In historic visit to Israel, Abe and Netanyahu discuss rapid expanse in ties, from technology to economics, counter-terror to diplomacy.

Ari Yashar,

Binyamin Netanyahu, Shinzo Abe
Binyamin Netanyahu, Shinzo Abe
Miriam Alster/Flash 90

Japanese Prime Minister Shinzo Abe is in the midst of an historical three-day visit to Israel after arriving on Sunday, and during meetings with Prime Minister Binyamin Netanyahu he expressed full support for rapidly expanding economic cooperation between the nations.

"There is no reason for Japan, which places innovation as an engine of economic growth, not to cooperate with Israel, which invents innovative technology," Abe said according to the Japanese-language paper Sankei.

Abe, who visited accompanied by representatives from around 30 private Japanese companies in an effort to foster greater business ties, said that he would "like to enter preparatory negotiations" regarding mutual investments with Israel.

Netanyahu and Abe presided over a "Japan-Israel Business Forum" on Sunday night to promote mutual connections, in which Netanyahu emphasized that Israel must shift its focus from Europe to Asia, saying such a move is an appropriate response to the growing "Islamization" and "anti-Zionist" policies coming out of Europe.

Aside from urging greater economic ties, Abe during the visit also made general remarks supporting a return to peace talks between Israel and the Palestinian Authority (PA), with such statements being standard fare among visiting leaders.
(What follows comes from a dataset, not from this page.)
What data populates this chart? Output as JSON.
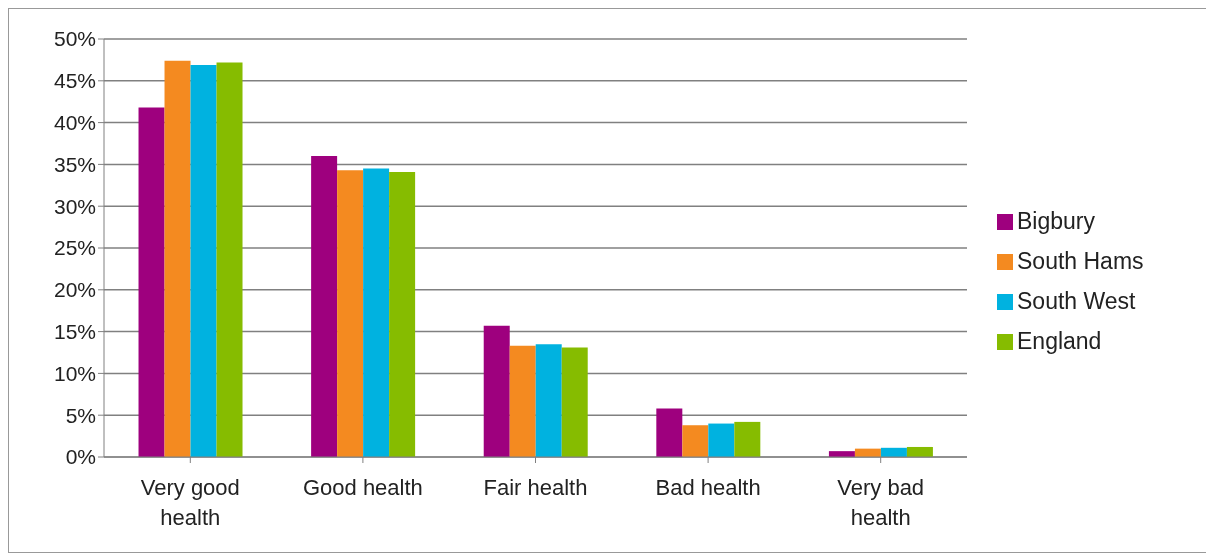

According to the Japanese-language Mainichi Shimbun, Abe said "I worry about the chain of violence and distrust. I would like the great enterprise of realizing peace to be achieved."
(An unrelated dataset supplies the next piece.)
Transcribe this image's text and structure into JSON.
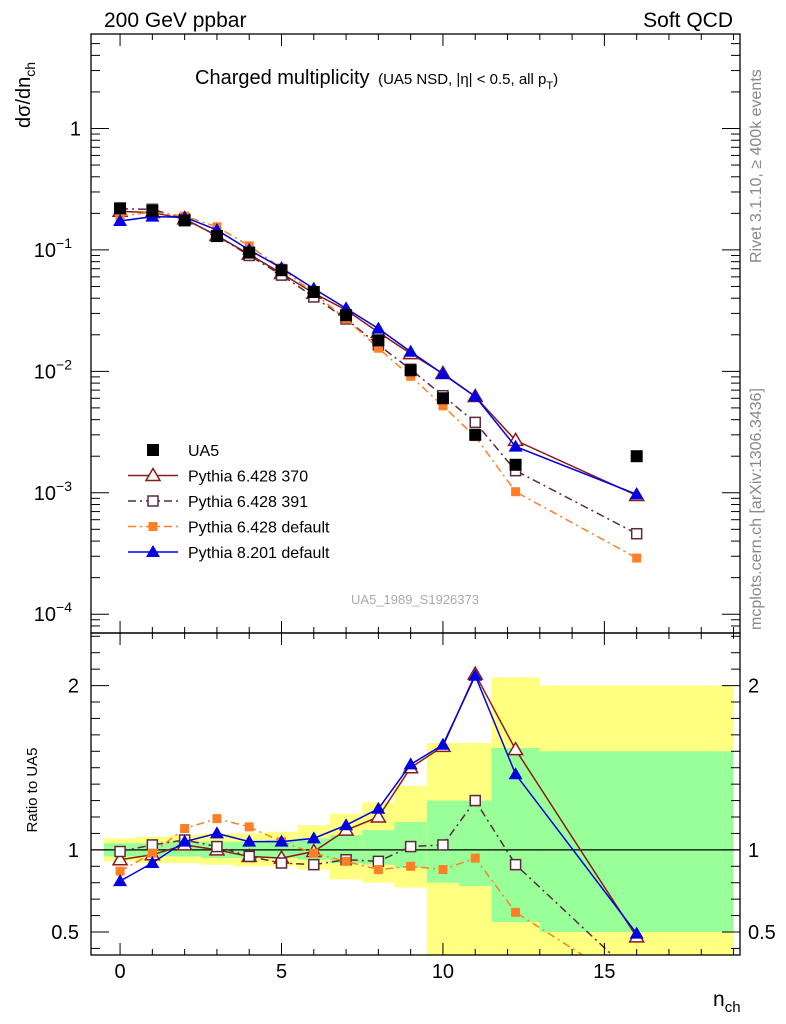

Abe also criticized the PA for its recent move to sue Israel for "war crimes" at the International Criminal Court, in a unilateral move in breach of the 1993 Oslo Accords that created the PA.
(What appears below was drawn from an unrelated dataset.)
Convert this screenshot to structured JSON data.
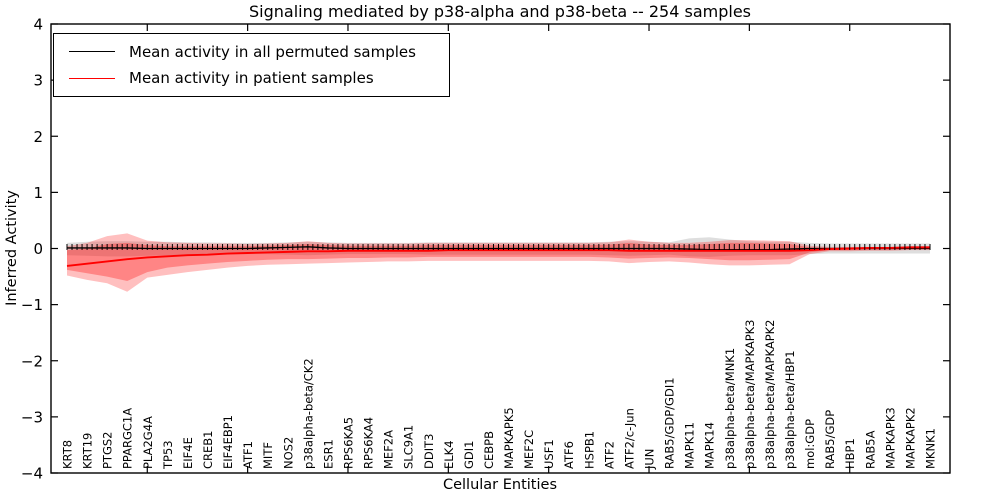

"I strongly request (from the PA) to avoid moves that do not contribute to Middle East peace," stated Abe, indicating that Japanese recognition of "Palestine" would only come as a result of talks between the PA and Israel, and not unilateral steps taken by the PA at the UN or elsewhere.

Partners fighting terror

The Japanese prime minister also addressed the Islamist terrorist attacks that left 17 murdered in Paris earlier this month, including four Jews murdered at a kosher supermarket..

"Cowardly terrorism cannot be forgiven for any reason, and I would like to firmly condemn (the attacks)," he said.

Netanyahu responded, saying "we must stop terrorism now," and the two agreed to collaborate in the fight against Islamist terrorism.

Speaking in Cairo before coming to Israel, Abe promised $2.5 billion in humanitarian and development aid for countries affected by violent expansion of the Islamic State (ISIS) jihadist group in Iraq and Syria.

Abe's visit, which comes on the heels of a stop in Egypt and Jordan, is highly significant, as it is the first visit by a Japanese prime minister in nine years, and is his first official international trip since being re-elected last month in snap elections that solidified his power.

Making the visit even more meaningful is the fact that last month the Israeli Cabinet approved a landmark plan by Netanyahu to expand ties with Japan in all fields, in a three-year project that represents an investment of millions of shekels and involves numerous governmental ministries.

Israel-Japan ties have been going through a renaissance since last year, including Netanyahu's May visit to Japan, the signing of an Industrial R&D Agreement in July - the first such agreement Japan has signed, a visit last October by Japan's Deputy Foreign Minister, and an official Israeli delegation visit to Japan last November.